Fulvestrant (ICI 182,780)-dependent interacting proteins mediate immobilization and degradation of estrogen receptor-α

The antiestrogen fulvestrant (ICI 182,780) causes immobilization of estrogen receptor-alpha(ER alpha) in the nuclear matrix accompanied by rapid degradation by the ubiquitin-proteasome pathway. In this study we tested the hypothesis that fulvestrant induces specific nuclear matrix protein-ER alpha interactions that mediate receptor immobilization and turnover. A glutathione S-transferase (GST)ER alpha-activating function-2 (AF2) fusion protein was used to isolate and purify receptor-interacting proteins in cell lysates prepared from human MCF-7 breast cancer cells. After SDS-PAGE and gel excision, mass spectrometry was used to identify two major ER alpha-interacting proteins, cytokeratins 8 and 18 (CK8 . CK18). We determined, using ER alpha-activating function-2 mutants, that helix 12 (H12) of ER alpha, but not its F domain, is essential for fulvestrant-induced ER alpha-CK8 and CK18 interactions.

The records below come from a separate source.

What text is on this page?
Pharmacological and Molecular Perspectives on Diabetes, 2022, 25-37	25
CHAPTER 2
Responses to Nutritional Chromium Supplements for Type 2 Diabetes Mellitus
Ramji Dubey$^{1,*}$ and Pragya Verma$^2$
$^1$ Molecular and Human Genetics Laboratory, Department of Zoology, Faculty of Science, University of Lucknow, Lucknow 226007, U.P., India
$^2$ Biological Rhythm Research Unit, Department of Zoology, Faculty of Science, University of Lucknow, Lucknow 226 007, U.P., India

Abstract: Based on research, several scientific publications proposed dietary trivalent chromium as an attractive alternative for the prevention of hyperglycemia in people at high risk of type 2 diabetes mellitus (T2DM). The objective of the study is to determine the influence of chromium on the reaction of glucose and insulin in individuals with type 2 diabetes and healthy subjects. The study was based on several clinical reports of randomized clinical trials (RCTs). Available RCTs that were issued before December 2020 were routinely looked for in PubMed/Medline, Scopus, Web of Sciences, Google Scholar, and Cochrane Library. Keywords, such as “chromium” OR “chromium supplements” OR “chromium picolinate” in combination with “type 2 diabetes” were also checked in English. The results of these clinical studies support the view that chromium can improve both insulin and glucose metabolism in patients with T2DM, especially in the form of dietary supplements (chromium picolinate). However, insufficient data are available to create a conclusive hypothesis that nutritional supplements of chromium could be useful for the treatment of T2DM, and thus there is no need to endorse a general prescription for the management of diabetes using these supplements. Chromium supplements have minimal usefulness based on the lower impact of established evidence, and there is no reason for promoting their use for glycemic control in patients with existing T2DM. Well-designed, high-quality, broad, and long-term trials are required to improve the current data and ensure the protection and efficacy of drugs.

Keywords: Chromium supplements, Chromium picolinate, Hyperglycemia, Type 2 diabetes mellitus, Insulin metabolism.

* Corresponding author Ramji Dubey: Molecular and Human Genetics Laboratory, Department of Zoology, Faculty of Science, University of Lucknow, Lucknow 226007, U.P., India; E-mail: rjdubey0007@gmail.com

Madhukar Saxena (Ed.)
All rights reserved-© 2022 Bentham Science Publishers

To investigate the in vivo role of H12 in fulvestrant-induced ER alpha immobilization/degradation, transient transfection assays were performed using wild type ER alpha, ER alpha with amutated H12, and ER alpha with a deleted F domain. Of those, only the ER alpha H12 mutant was resistant to fulvestrant-induced immobilization to the nuclear matrix and protein degradation. Fulvestrant treatment caused ER alpha degradation in CK8 . CK18-positive human breast cancer cells, and CK8 and CK18 depletion by small interference RNAs partially blocked fulvestrant-induced receptor degradation. Furthermore, fulvestrant-induced ER alpha degradation was not observed in CK8 or CK18-negative cancer cells, suggesting that these two intermediate filament proteins are necessary for fulvestrant-induced receptor turnover. Using an ER alpha-green fluorescent protein construct in fluorescence microscopy revealed that fulvestrant-induced cytoplasmic localization of newly synthesized receptor is mediated by its interaction with CK8 and CK18. In summary, this study provides the first direct evidence linking ER alpha immobilization and degradation to the nuclear matrix. We suggest that fulvestrant induces ER alpha to interact with CK8 and CK18, drawing the receptor into close proximity to nuclear matrix-associated proteasomes that facilitate ER alpha turnover.